Offbeat: Tater tot defines Eastern Oregon potato country
Published 12:30 am Tuesday, January 2, 2024
- A close-up of deep fried Tater Tots reveals their texture.
Editor’s note: This is the third in a series about iconic food invented in Oregon.
The tater tot, 1953As we turn our attention to what food historian Heather Arndt Anderson calls “Oregon’s prodigal spud,” we are straying into distinctly non-Christmassy territory. And yet, in the few dozen short years since brothers Golden and Neef Grigg invented it, the Tater Tot has become as much a part of American comfort food as the Velveeta-drenched macaroni noodle.
It all got started just after the Second World War, when Golden and Neef rented a flash-freezing plant in Ontario (the town in Oregon, not the province in Canada). They were in the frozen vegetable business, specializing in sweet corn.
A few years later, their landlord went bankrupt, and the brothers bought the plant out of foreclosure and expanded their corn hustle into a full-blown frozen-foods company, planning to add frozen French fries to their offerings. Ontario being right on the Idaho border, the brothers — who actually lived on the Idaho side of the line — named their new company Ore-Ida.
By 1953 Ore-Ida was the biggest producer of frozen corn in the country. But the real money was in French fries. Another famous Idaho resident, J.R. Simplot, had figured out how to freeze potatoes without them turning black. Now the brothers wanted to use his system to create frozen, ready-to-cook fries; but this was turning out to be a bigger headache than they’d thought it would be.
The problem was, when a potato was cut up into fries, they needed a way to get rid of the irregular pieces and cut-off ends. They were having a hard time coming up with a mechanical solution to this, and customers were really not into buying a bag of French fries that was mostly half-inch-long slivers.

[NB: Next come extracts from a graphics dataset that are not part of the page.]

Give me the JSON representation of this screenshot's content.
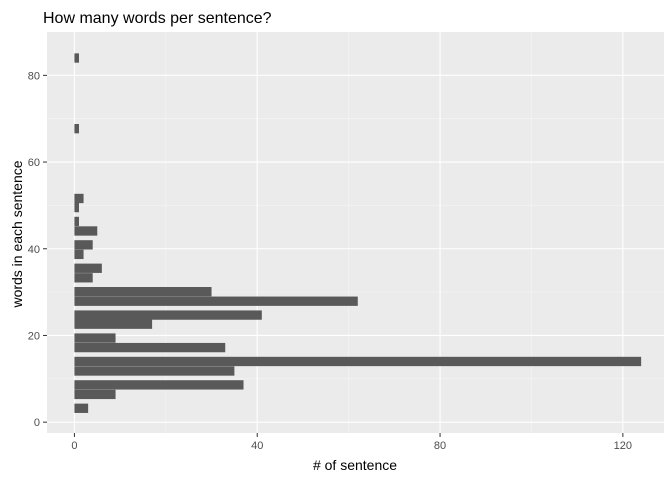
{
  "chart_data": {
    "type": "bar",
    "orientation": "horizontal",
    "title": "How many words per sentence?",
    "xlabel": "# of sentence",
    "ylabel": "words in each sentence",
    "xlim": [
      -6,
      129
    ],
    "ylim": [
      -2.5,
      90
    ],
    "xticks": [
      0,
      40,
      80,
      120
    ],
    "yticks": [
      0,
      20,
      40,
      60,
      80
    ],
    "grid": true,
    "legend": "none",
    "bin_width": 2.15,
    "bins": [
      {
        "y": 3.2,
        "count": 3
      },
      {
        "y": 6.4,
        "count": 9
      },
      {
        "y": 8.6,
        "count": 37
      },
      {
        "y": 11.8,
        "count": 35
      },
      {
        "y": 14.0,
        "count": 124
      },
      {
        "y": 17.2,
        "count": 33
      },
      {
        "y": 19.4,
        "count": 9
      },
      {
        "y": 22.6,
        "count": 17
      },
      {
        "y": 24.7,
        "count": 41
      },
      {
        "y": 27.9,
        "count": 62
      },
      {
        "y": 30.1,
        "count": 30
      },
      {
        "y": 33.3,
        "count": 4
      },
      {
        "y": 35.5,
        "count": 6
      },
      {
        "y": 38.7,
        "count": 2
      },
      {
        "y": 40.9,
        "count": 4
      },
      {
        "y": 44.1,
        "count": 5
      },
      {
        "y": 46.3,
        "count": 1
      },
      {
        "y": 49.5,
        "count": 1
      },
      {
        "y": 51.6,
        "count": 2
      },
      {
        "y": 67.7,
        "count": 1
      },
      {
        "y": 84.0,
        "count": 1
      }
    ],
    "colors": {
      "bar": "#595959",
      "panel": "#ebebeb",
      "grid_major": "#ffffff",
      "grid_minor": "#f5f5f5",
      "tick": "#333333"
    }
  }
}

Then one day, a very confused salesman showed up to try to sell the brothers a prune-sorting machine. Of course, everyone got a good laugh when the salesman realized his error; but instead of hitting the road in search of the nearest actual fruit processor, he stuck around and visited for a bit. One thing led to another, and pretty soon the salesman was showing off his fruit sorter … and the brothers were thinking hard. The machine looked like it would, with the right modifications, do a pretty good job on potatoes as well.
To his probable surprise, when the salesman left the Griggs’ shop, he had an order in his pocket. And with the modifications the brothers had specified, it turned out to be just what they needed.
But now they had another problem — a good problem, but a problem nonetheless: Lots and lots of ends and bits of potatoes left over from the French fry cutting process.
They started out by feeding them to livestock. But the brothers hated this. There was nothing wrong with the potato bits they were getting; they were fit for human consumption. Feeding them to animals seemed like a waste.
So they tried a few things — ways to turn tiny chunks of potato into something people would want to eat. And one of the first things they tried was chopping the potatoes up fine, compressing them into a long, thin log like a giant pepperoni stick, and cutting the stick into segments.
Very quickly they figured out that they were onto something big.
The Tater Tots had their table debut the following year, when Golden and Neef brought a 15-pound bag of tots to the 1954 National Potato Convention. Neef persuaded the chef at the convention dinner to cook up the tots and serve a few of them on small saucers next to each diner’s plate.
“These were all gobbled up faster than a dead cat could wag its tail,” Neef wrote, 35 years later.